Ph.D. Biochemistry & Molecular Biology, 
College of Life Sciences, Wuhan University, Wuhan, China.

Severe acute respiratory syndrome coronavirus (SARS-CoV) is a recently emerged human coronavirus, which is distinct from other coronaviruses in both pathogenicity and genome complexity. The SARS - CoV encodes a number of novel "accessory" proteins. My current work focus on the role of SARS-CoV accessory proteins in viral pathogenesis in the context of a heterologous mouse hepatitis virus (MHV) system. Functional characterization of these accessory proteins will ultimately lead to better understanding of pathogenesis and epidemiology of SARS and other related Coronaviruses.

Dr Sylvia Reimann

Ph.D., Molecular Biology, Dept. of Urology, 
University of Cologne, Germany, 2003

Small molecules can be dangerous, even deadly. The Wolfe lab studies such a molecule: Acetyl phosphate (ac~P). It can influence the transcription of about 100 different genes by donating phosphoryl groups to 2-component-signaling pathways (2CS). These pathways regulate many vital things in the cell: capsule formation, motility, virulence or metabolism. When certain 2CS are non-functioning or missing, cells with high ac~P levels show a lethal phenotype, suggesting that those pathways are required for cell survival when ac~P levels are high.
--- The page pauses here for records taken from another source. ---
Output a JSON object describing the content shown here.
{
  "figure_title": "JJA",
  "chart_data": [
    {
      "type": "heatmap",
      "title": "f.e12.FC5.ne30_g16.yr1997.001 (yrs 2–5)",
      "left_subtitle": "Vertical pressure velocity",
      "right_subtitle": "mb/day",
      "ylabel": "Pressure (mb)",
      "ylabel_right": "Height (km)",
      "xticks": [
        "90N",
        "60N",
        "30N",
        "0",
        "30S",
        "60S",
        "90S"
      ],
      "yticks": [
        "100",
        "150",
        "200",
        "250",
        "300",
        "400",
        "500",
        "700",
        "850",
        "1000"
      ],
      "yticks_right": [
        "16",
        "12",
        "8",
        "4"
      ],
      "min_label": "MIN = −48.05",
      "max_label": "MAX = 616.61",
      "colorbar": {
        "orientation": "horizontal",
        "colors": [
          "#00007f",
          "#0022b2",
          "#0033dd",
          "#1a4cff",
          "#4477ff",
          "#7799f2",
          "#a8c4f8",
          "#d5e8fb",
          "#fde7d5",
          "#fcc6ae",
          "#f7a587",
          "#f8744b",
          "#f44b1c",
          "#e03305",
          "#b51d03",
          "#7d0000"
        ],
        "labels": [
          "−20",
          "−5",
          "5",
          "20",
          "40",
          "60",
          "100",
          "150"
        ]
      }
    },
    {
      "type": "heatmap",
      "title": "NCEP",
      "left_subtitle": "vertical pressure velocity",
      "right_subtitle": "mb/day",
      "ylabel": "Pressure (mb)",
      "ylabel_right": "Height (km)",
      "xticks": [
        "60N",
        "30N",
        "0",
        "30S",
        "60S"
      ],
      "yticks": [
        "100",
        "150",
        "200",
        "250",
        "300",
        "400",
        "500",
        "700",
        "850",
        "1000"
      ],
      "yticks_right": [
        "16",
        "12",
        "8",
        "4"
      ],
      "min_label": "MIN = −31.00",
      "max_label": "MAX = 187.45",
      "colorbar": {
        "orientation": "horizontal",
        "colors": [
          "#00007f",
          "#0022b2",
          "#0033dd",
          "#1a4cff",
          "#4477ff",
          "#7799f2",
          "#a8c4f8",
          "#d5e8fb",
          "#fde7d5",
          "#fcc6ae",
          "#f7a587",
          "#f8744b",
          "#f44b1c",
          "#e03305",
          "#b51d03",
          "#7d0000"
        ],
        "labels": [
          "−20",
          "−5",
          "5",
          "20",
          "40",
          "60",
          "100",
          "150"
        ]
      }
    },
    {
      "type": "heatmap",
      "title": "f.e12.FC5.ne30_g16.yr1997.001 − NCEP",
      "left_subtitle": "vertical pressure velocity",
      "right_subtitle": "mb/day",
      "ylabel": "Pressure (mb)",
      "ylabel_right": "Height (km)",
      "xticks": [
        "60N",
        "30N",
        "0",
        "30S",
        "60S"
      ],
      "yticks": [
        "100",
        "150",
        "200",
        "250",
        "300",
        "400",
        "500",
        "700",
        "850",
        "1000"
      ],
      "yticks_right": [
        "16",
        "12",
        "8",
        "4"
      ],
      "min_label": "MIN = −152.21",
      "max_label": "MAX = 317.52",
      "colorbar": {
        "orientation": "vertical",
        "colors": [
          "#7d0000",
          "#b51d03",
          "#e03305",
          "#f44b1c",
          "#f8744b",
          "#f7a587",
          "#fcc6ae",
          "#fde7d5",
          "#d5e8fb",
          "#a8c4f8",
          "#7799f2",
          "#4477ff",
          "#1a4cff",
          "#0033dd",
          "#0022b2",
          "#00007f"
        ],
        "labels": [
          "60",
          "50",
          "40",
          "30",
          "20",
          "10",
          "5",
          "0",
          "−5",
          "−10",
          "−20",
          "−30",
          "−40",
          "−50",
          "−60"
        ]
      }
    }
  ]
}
By studying these synthetic lethals I try to answer questions that could give us a better insight into many bacterial properties such as motility, biofilm formation, production of virulence factors, or resistance to antibiotics.

Dr Yoichi Seki

Ph.D., Biological Sciences, Tokyo University of Science, Japan, 2004

T cells play a central role in the promotion of the effector and regulatory functions in the immunological system, and failures of these functions are cause of various immunological disease. My research goal is clarifying the details of molecular mechanisms of the development and differentiation processes into effector T cell (such as Th1, Th2 and Th17), memory T cells and regulatory T cells. The accumulation of these knowledge will provide us novel point of view to develop the therapeutic strategy for various immune disorders.

Dr Katrina Sleeman

Ph.D., Virology, Institute for Animal Health, 
University of Warwick, UK, 2004

The replicase polyprotein of severe acute respiratory syndrome virus (SARS-CoV) is proteolytically processed by two viral protesases, PLpro and 3CLpro. Since this proteolytic processing is essential for generating a functional replication complex, the SARS-CoV proteases are ideal targets for the development of antiviral drugs. My research here in the Baker Lab focuses on evaluating novel protease inhibitors for the ability to block virus replication and determining if drug resistant mutants arise in the presence of protease inhibitors. Drug resistant viruses will be sequenced and sites of resistance characterized, which will provide important information for developing the next generation of protease inhibitors.

Dr Mutsumi Yamamoto

Ph.D., Biological Sciences, Tokyo University of Science, Japan, 2006

My research goal is to identify the molecular mechanism by which the immune system maintains its memory. In particular, I am interested in how antigen activation of naïve T cells convert naïve cells to be memory T cells, which live longer and respond more effectively to the antigen than naïve T cells. Currently, studies on memory T cells rely mostly on the cell surface antigen expression that change as the time passes from initial activation. I will use a genetic system that marks T cells that are activated by antigens and follow their fate, localization, surface antigen expression, and gene expressions. This study will provide critical information to understand how immune memory is maintained and will help developing more effective and long lasting vaccines.